RN: In June of 2012, Harvey and I ran a rhythmic and choreography clinic for a diverse a cappella group (One World Project) for one week in Munich, Germany. That was my ﬁrst time in Europe and I was fascinated by the culture. Also in September, Harvey included me with Cold Steel to perform with them at the Ghent Festival in Belgium. He recorded their practice session in N. Carolina and sent it to me. I learned a 20-minute show from watching the video. It was so much fun working with Peter Fox, Frank Dellé and Demba Nabé! I loved the chemistry they had and their approach to get work done. They all gel well together and add their own style to the overall product.

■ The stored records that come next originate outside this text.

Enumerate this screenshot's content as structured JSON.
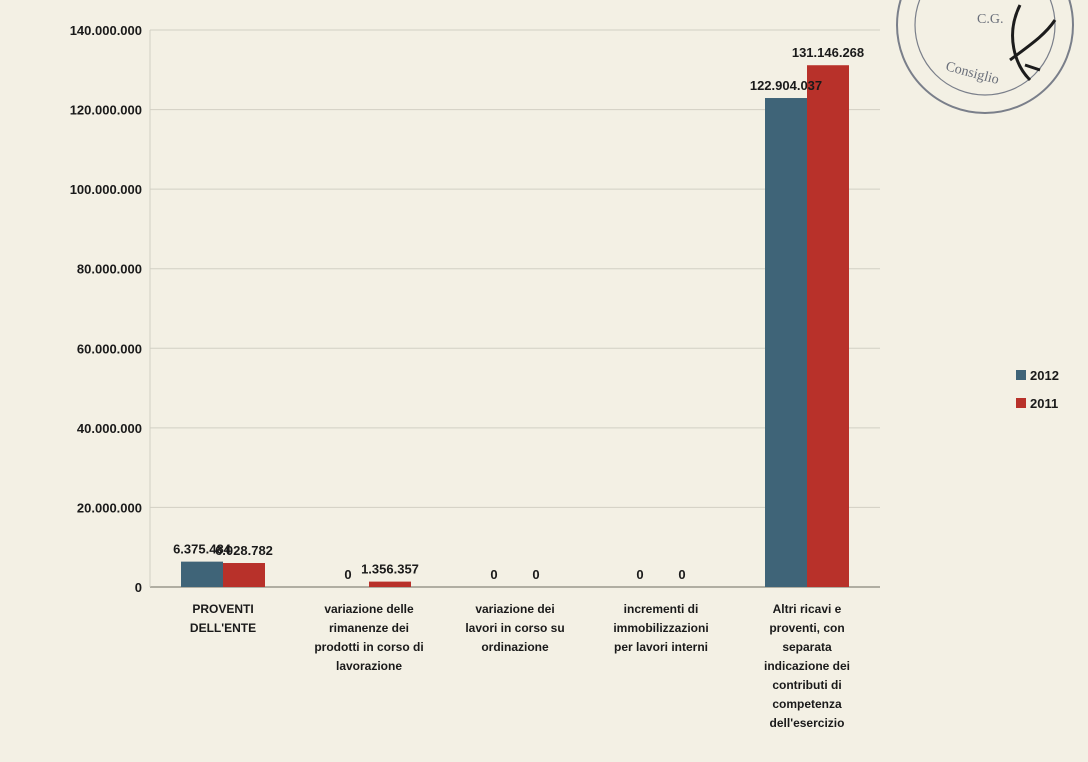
{
  "chart_data": {
    "type": "bar",
    "title": "",
    "xlabel": "",
    "ylabel": "",
    "ylim": [
      0,
      140000000
    ],
    "yticks": [
      0,
      20000000,
      40000000,
      60000000,
      80000000,
      100000000,
      120000000,
      140000000
    ],
    "ytick_labels": [
      "0",
      "20.000.000",
      "40.000.000",
      "60.000.000",
      "80.000.000",
      "100.000.000",
      "120.000.000",
      "140.000.000"
    ],
    "grid": true,
    "legend": "right",
    "categories": [
      [
        "PROVENTI",
        "DELL'ENTE"
      ],
      [
        "variazione delle",
        "rimanenze dei",
        "prodotti in corso di",
        "lavorazione"
      ],
      [
        "variazione dei",
        "lavori in corso su",
        "ordinazione"
      ],
      [
        "incrementi di",
        "immobilizzazioni",
        "per lavori interni"
      ],
      [
        "Altri ricavi e",
        "proventi, con",
        "separata",
        "indicazione dei",
        "contributi di",
        "competenza",
        "dell'esercizio"
      ]
    ],
    "series": [
      {
        "name": "2012",
        "color": "#3f6478",
        "values": [
          6375484,
          0,
          0,
          0,
          122904037
        ],
        "labels": [
          "6.375.484",
          "0",
          "0",
          "0",
          "122.904.037"
        ]
      },
      {
        "name": "2011",
        "color": "#b8312a",
        "values": [
          6028782,
          1356357,
          0,
          0,
          131146268
        ],
        "labels": [
          "6.028.782",
          "1.356.357",
          "0",
          "0",
          "131.146.268"
        ]
      }
    ]
  },
  "stamp": {
    "text": "Consiglio",
    "text2": "C.G.",
    "color": "#6a6f7a"
  }
}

C: You were back home in California from March until early May; in fact, you should be landing in Germany right about the time I ﬁnish typing this sentence! You’re then scheduled to spend a few months touring Germany. How are you prepping for the next big leg of the Seeed tour and what are your personal methods to stay grounded despite the extreme pace and pressure of Seeed's gigantic shows? RN: We're already in Germany and have had plenty of rehearsals, so we're not stressed about anything. We're just thinking of visual effects we can add to the show, but we're more excited than anything else! We arranged everything in the States so that it'll be smooth sailing when we're gone. We admire Seeed's ability to be extremely humbled and down to earth (cool) so we mirror their attitudes. C: How would you, yourself, describe Seeed’s very giant, very unique sound? RN: Seeed's sound is absolutely original. Each song grabs your attention and you have to move some part of your body to it. Their music keeps me in good vibes. I'm able to be a performer, as well as a fan of them.

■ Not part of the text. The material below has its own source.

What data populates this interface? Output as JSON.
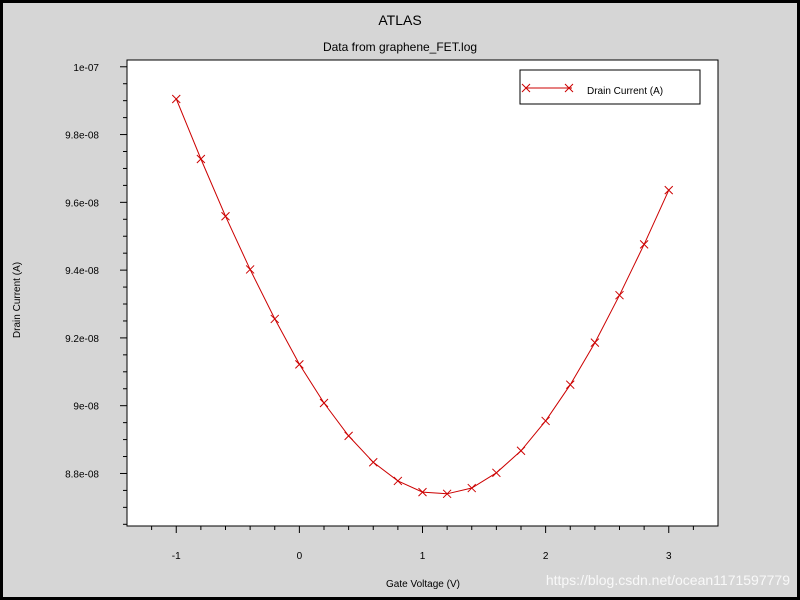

C: Did being so far away from the USA open your mind to any new thought or musical processes? RN: I love to learn about people, cultures, foods, areas and history. Having the opportunity to travel outside the United States has deﬁnitely broadened my knowledge on all those factors and also developed me as an individual. Sometimes we have to take a step away from something to understand and see things clearly. C: How do you come up with new drum lines and riffs? Do you have to go after the ideas or do they come after you? RN: My drum riffs are all inﬂuenced by mood. I listen to all kinds of music of different feels and tempos and arrange my drumming around it. At ﬁrst I'll play around with some ideas, build from that, write them out, then record them. C: What do you think might be different with this next leg of the Seeed tour - the festival tour - compared to the one you all just ﬁnished in March? RN: There will be more artists and bands around that'll also impact the crowd sizes. I look forward to this upcoming tour because it'll allow me to sit with other artists on a mutual level and learn from them. C: Ralph, you radiate such happiness and positivity and - especially on Facebook - you are constantly encouraging and inspiring others. How do you envision the future in this weird and wild world? RN: There's a lot going on in the world today. So much, that people tend to forget the little things that makes them happy. From experience, the world can stress you to death and make you feel hopeless and worthless. I'm just trying to give that sense of hope and supply simple guidelines to follow that'll make living a little more enjoyable. It seems like it's frowned upon to live a happy life nowadays, so I'm big on sharing happiness!